I'll check tomorrow. Sorry for late response.
10.3.4 should fix this issue. I'll prepare new version. http://cgit.freedesktop.org/mesa/mesa/commit/?h=10.3&id=f02f0559c69daae6ca73e72d32dc329fcb2fd316
http://koji.fedoraproject.org/koji/buildinfo?buildID=596516 please test this build.
Hi, Igor, 10.3.4 is looking good! :-) In an hour, I haven't seen a single system freeze. I'll continue testing a bit more and report back. Thanks for the update.
mesa-10.3.4-1.20141202.fc20 has been submitted as an update for Fedora 20. https://admin.fedoraproject.org/updates/mesa-10.3.4-1.20141202.fc20
mesa-10.3.4-1.20141202.fc21 has been submitted as an update for Fedora 21. https://admin.fedoraproject.org/updates/mesa-10.3.4-1.20141202.fc21
(In reply to Kamil Páral from comment #5) > Hi, Igor, 10.3.4 is looking good! :-) In an hour, I haven't seen a single > system freeze. I'll continue testing a bit more and report back. Thanks for > the update. Cool! Would be good if we will ship new mesa with f21 release.
(In reply to Igor Gnatenko from comment #8) > Cool! Would be good if we will ship new mesa with f21 release. Unfortunately that's not really likely. We're frozen now and hopefully today's RC2 is the last release candidate for f21. The update would end up in 0-day updates, though, if it earns enough karma.
One more thing, could you please set a higher limit on karma auto-push for those bodhi updates? We don't want to repeat the last experience, when the update was accepted in a day, and therefore not tested properly.

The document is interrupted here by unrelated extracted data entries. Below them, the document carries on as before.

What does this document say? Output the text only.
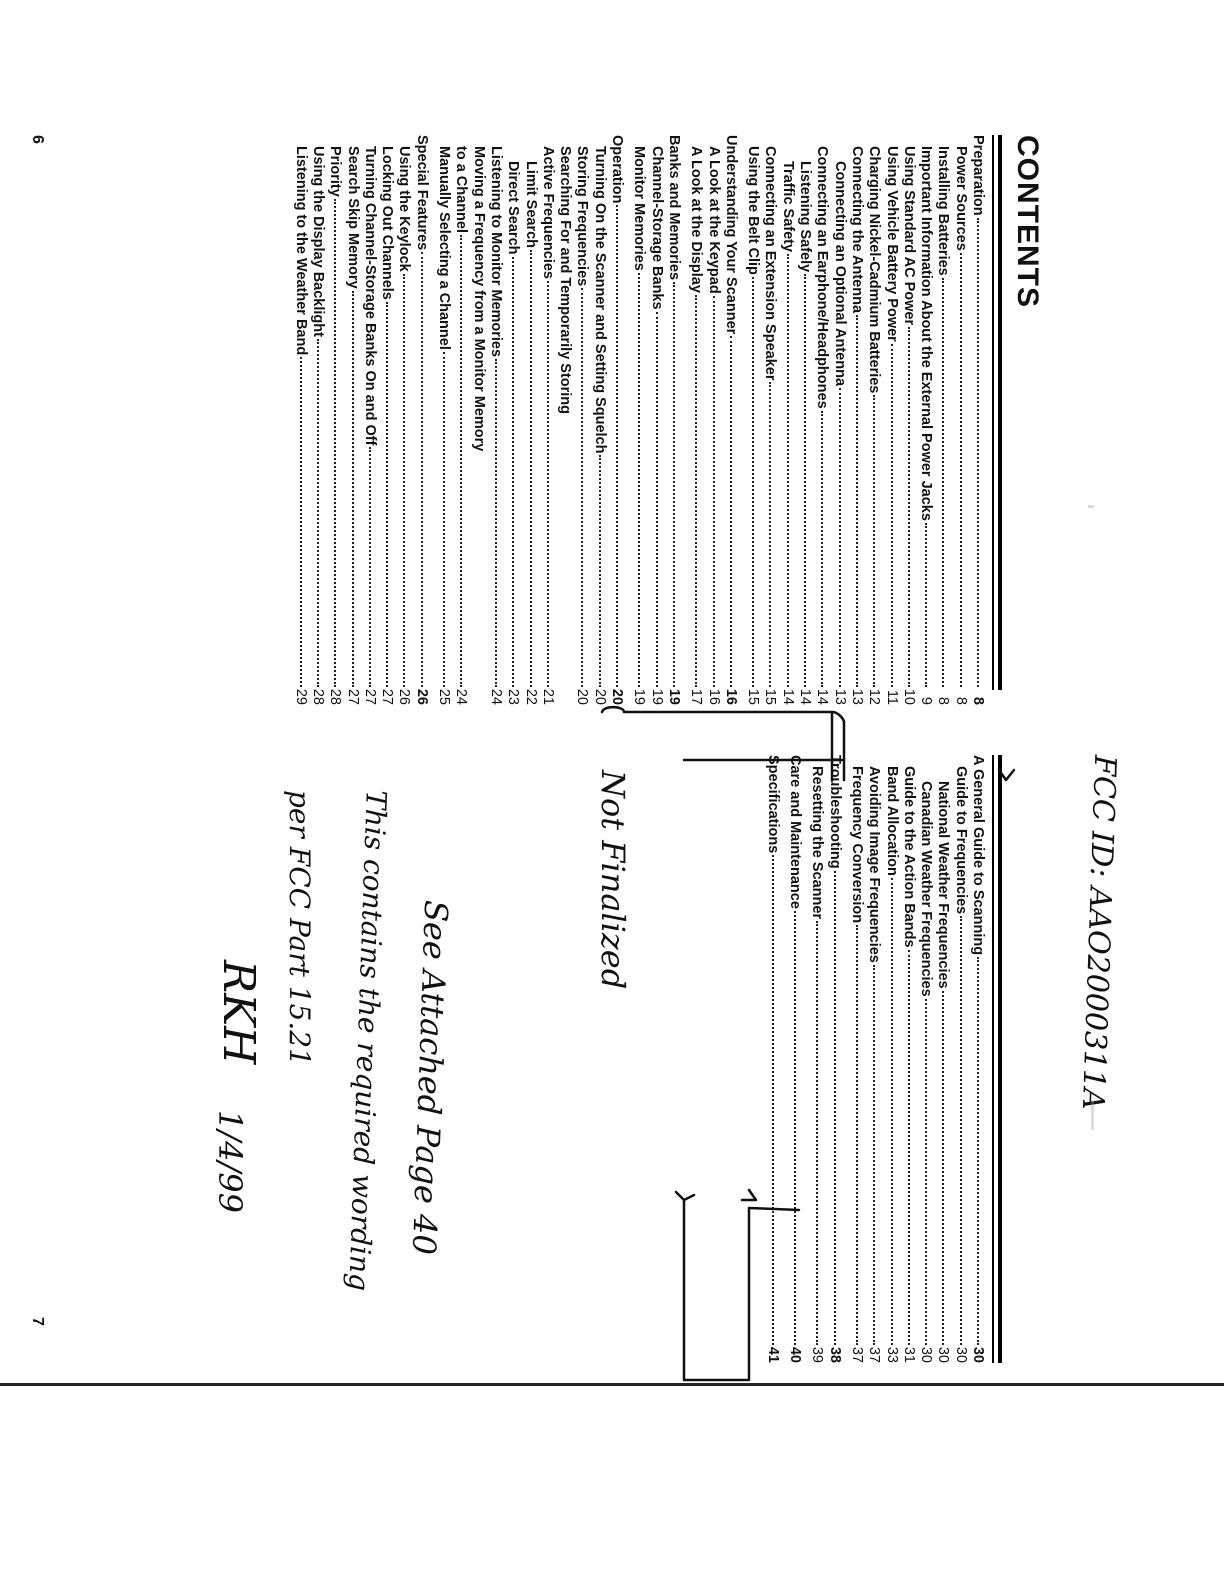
Preparation
8
Power Sources
8
Installing Batteries
8
Important Information About the External Power Jacks
9
Using Standard AC Power
10
Using Vehicle Battery Power
11
Charging Nickel-Cadmium Batteries
12
Connecting the Antenna
13
Connecting an Optional Antenna
13
Connecting an Earphone/Headphones
14
Listening Safely
14
Traffic Safety
14
Connecting an Extension Speaker
15
Using the Belt Clip
15
Understanding Your Scanner
16
A Look at the Keypad
16
A Look at the Display
17
Banks and Memories
19
Channel-Storage Banks
19
Monitor Memories
19
Operation
20
Turning On the Scanner and Setting Squelch
20
Storing Frequencies
20
Searching For and Temporarily Storing
Active Frequencies
21
Limit Search
22
Direct Search
23
Listening to Monitor Memories
24
Moving a Frequency from a Monitor Memory
to a Channel
24
Manually Selecting a Channel
25
Special Features
26
Using the Keylock
26
Locking Out Channels
27
Turning Channel-Storage Banks On and Off
27
Search Skip Memory
27
Priority
28
Using the Display Backlight
28
Listening to the Weather Band
29
A General Guide to Scanning
30
Guide to Frequencies
30
National Weather Frequencies
30
Canadian Weather Frequencies
30
Guide to the Action Bands
31
Band Allocation
33
Avoiding Image Frequencies
37
Frequency Conversion
37
Troubleshooting
38
Resetting the Scanner
39
Care and Maintenance
40
Specifications
41
CONTENTS
6
7
FCC ID: AAO2000311A
Not Finalized
See Attached Page 40
This contains the required wording
per FCC Part 15.21
RKH
1/4/99
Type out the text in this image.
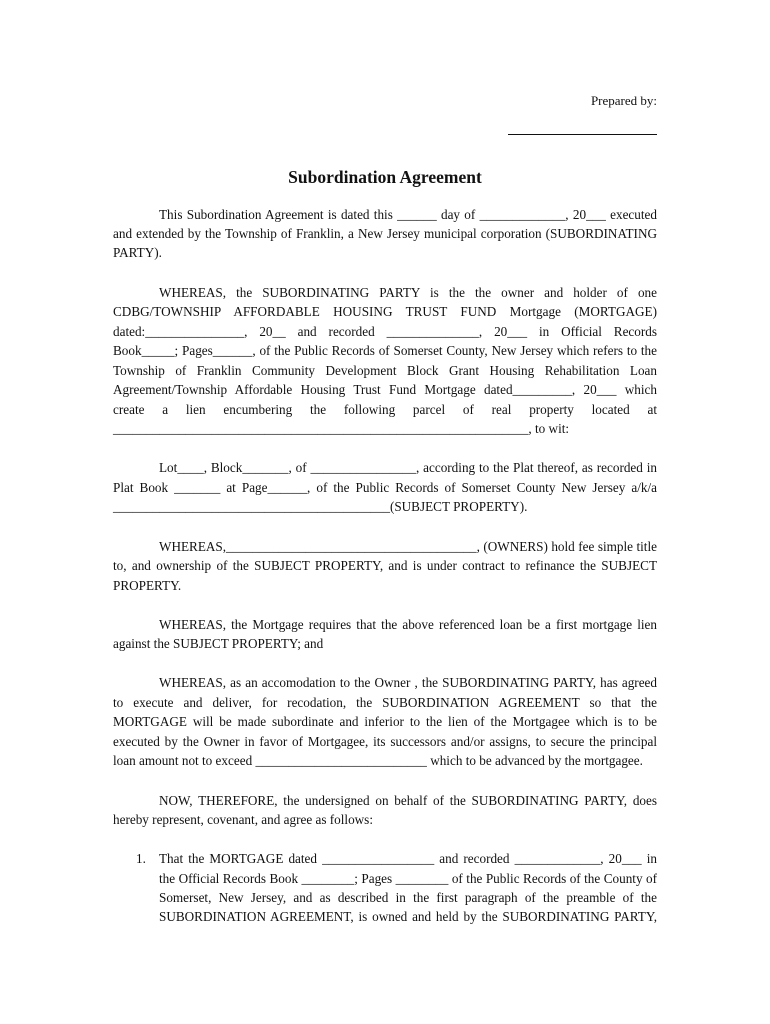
Prepared by:
Subordination Agreement
This Subordination Agreement is dated this ______ day of _____________, 20___ executed
and extended by the Township of Franklin, a New Jersey municipal corporation (SUBORDINATING
PARTY).
WHEREAS, the SUBORDINATING PARTY is the the owner and holder of one
CDBG/TOWNSHIP AFFORDABLE HOUSING TRUST FUND Mortgage (MORTGAGE)
dated:_______________, 20__ and recorded ______________, 20___ in Official Records
Book_____; Pages______, of the Public Records of Somerset County, New Jersey which refers to the
Township of Franklin Community Development Block Grant Housing Rehabilitation Loan
Agreement/Township Affordable Housing Trust Fund Mortgage dated_________, 20___ which
create a lien encumbering the following parcel of real property located at
_______________________________________________________________, to wit:
Lot____, Block_______, of ________________, according to the Plat thereof, as recorded in
Plat Book _______ at Page______, of the Public Records of Somerset County New Jersey a/k/a
__________________________________________(SUBJECT PROPERTY).
WHEREAS,______________________________________, (OWNERS) hold fee simple title
to, and ownership of the SUBJECT PROPERTY, and is under contract to refinance the SUBJECT
PROPERTY.
WHEREAS, the Mortgage requires that the above referenced loan be a first mortgage lien
against the SUBJECT PROPERTY; and
WHEREAS, as an accomodation to the Owner , the SUBORDINATING PARTY, has agreed
to execute and deliver, for recodation, the SUBORDINATION AGREEMENT so that the
MORTGAGE will be made subordinate and inferior to the lien of the Mortgagee which is to be
executed by the Owner in favor of Mortgagee, its successors and/or assigns, to secure the principal
loan amount not to exceed __________________________ which to be advanced by the mortgagee.
NOW, THEREFORE, the undersigned on behalf of the SUBORDINATING PARTY, does
hereby represent, covenant, and agree as follows:
1. That the MORTGAGE dated _________________ and recorded _____________, 20___ in
the Official Records Book ________; Pages ________ of the Public Records of the County of
Somerset, New Jersey, and as described in the first paragraph of the preamble of the
SUBORDINATION AGREEMENT, is owned and held by the SUBORDINATING PARTY,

Ideally, I would completely turn off karma auto-push and manually inspect the updates in a week and push them if the feedback is good, but I understand that requires more time from you as package maintainers. So just speaking with my QA hat on. But at least increased auto-push limits would be nice, since this is a core system component. Thanks.
Package mesa-10.3.4-1.20141202.fc21: * should fix your issue, * was pushed to the Fedora 21 testing repository, * should be available at your local mirror within two days. Update it with: # su -c 'yum update --enablerepo=updates-testing mesa-10.3.4-1.20141202.fc21' as soon as you are able to, then reboot. Please go to the following url: https://admin.fedoraproject.org/updates/FEDORA-2014-16183/mesa-10.3.4-1.20141202.fc21 then log in and leave karma (feedback).
After a few more days, I can confirm I see no freezing while playing videos. Thanks.
mesa-10.3.5-1.20141207.fc21 has been pushed to the Fedora 21 stable repository. If problems still persist, please make note of it in this bug report.